5. After the chicken has been cooking for about 45 minutes, carefully place the pilota in the pot. Use a couple large serving spoons to lower it down gently into the pot in a resting place where it won’t break apart (once it cooks through, it will hold up much better – but raw, it is very fragile). Add all of the vegetables to the pot, except for the potatoes. If there is not enough water to cover everything, add a bit more water. Again, let things return to a gentle simmer. Cook for about 30 minutes more.
6. Add the potatoes to the pot, and sit the sausages on top. Pour in the garbanzos and their liquid. Bring up to a simmer just long enough for the potatoes to cook through, 10 - 15 minutes.
7. To serve, scoop out and arrange all of the meat, vegetables and chick peas on a large platter. Drizzle with extra virgin olive oil and serve with a good crusty bread. The pilota and sausages can be sliced at the table while serving. The broth is used to make the Sopa de Galets which on Christmas, and other special occasions, is served on the side, or as a separate course. There will almost certainly be a lot of leftover meat, as well. The tradition in much of Catalonia, at Christmas time is to use the leftover meat to make canelons on Dia de Sant Esteve, the day after Christmas.
Sopa de Galets
The giant pile of meat from Escudella I Carn d’Olla will provide a very substantial couple of meals for even a pretty large family. The real star of the christmas dinner, though, is the very simple soup, sopa de galets, that is made from the broth. Really, there isn’t much to the soup. It’s all about the insanely rich broth from the escudella. The pasta is boiled in the broth. Some people stuff the pasta with the leftover pelota (my preference, as it adds a really special feel), while others use it to make little meatballs for the soup. In most cases, that’s it! Some people will add a little bit of cabbage to the soup.
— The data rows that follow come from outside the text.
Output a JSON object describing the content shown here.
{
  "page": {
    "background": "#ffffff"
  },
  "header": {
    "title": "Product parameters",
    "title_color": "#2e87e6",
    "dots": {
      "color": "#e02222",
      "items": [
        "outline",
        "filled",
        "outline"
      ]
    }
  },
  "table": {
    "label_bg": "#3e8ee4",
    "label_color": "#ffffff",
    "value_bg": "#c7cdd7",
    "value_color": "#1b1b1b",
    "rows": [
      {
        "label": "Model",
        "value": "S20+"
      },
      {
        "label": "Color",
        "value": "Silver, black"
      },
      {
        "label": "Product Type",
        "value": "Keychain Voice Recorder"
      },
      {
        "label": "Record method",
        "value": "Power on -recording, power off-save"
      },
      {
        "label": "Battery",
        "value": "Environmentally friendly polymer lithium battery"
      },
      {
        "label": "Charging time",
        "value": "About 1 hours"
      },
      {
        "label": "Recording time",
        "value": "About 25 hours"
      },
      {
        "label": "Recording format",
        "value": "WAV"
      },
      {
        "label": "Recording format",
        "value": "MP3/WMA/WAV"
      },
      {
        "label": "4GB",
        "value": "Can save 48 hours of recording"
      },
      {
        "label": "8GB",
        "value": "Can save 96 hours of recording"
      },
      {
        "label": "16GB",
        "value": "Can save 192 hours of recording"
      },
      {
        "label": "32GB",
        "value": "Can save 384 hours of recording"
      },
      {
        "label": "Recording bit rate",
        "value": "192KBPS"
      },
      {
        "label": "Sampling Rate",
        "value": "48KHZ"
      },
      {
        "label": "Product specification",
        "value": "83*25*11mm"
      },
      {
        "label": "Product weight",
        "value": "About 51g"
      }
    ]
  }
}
“Galets” is the Catalan word for the pasta shape most commonly used to make this soup. They are also called “tiburones” in Spanish, but in America, you’ll need to look for the Italian name “lumaconi” in your pasta aisle. They are not the most common, easy to find shape, but we have found lumaconi at a couple markets in our area.
It is important not to boil the pasta in advance. Boil it in the soup broth itself as you are preparing to serve it. The pasta will become overcooked, floppy and soggy if you leave it in the broth. As soon as the pasta is cooked through, the soup needs to be served. The soup broth itself should also be very clear, so make sure you strain it well through a fine sieve before making the soup.
8 oz (about half a pack) of dried lumaconi pasta
1 gallon of broth, well strained, from Escudella i Carn d’Olla
Extra virgin olive oil for serving
1. Stuff the pasta: Place the pilota (meatball) mix into a piping bag with a very wide-open circular tip. Use the piping bag to stuff each pasta piece. You can push out with your top hand, and then use your bottom hand to squeeze and pinch off each piece as you stuff it.
Note: If you don’t want to stuff the pasta, you can make little meatballs instead. Some people omit the meat entirely.
2. Add the broth to a large, heavy-bottomed pan. Bring up to a boil, and taste. Add salt if necessary. Add the pasta and adjust heat to simmer. Let simmer until the pasta is cooked al dente. At this point the meat inside will be thoroughly cooked.
Serve immediately. Diners can drizzle a little bit of extra virgin olive oil on top, if desired.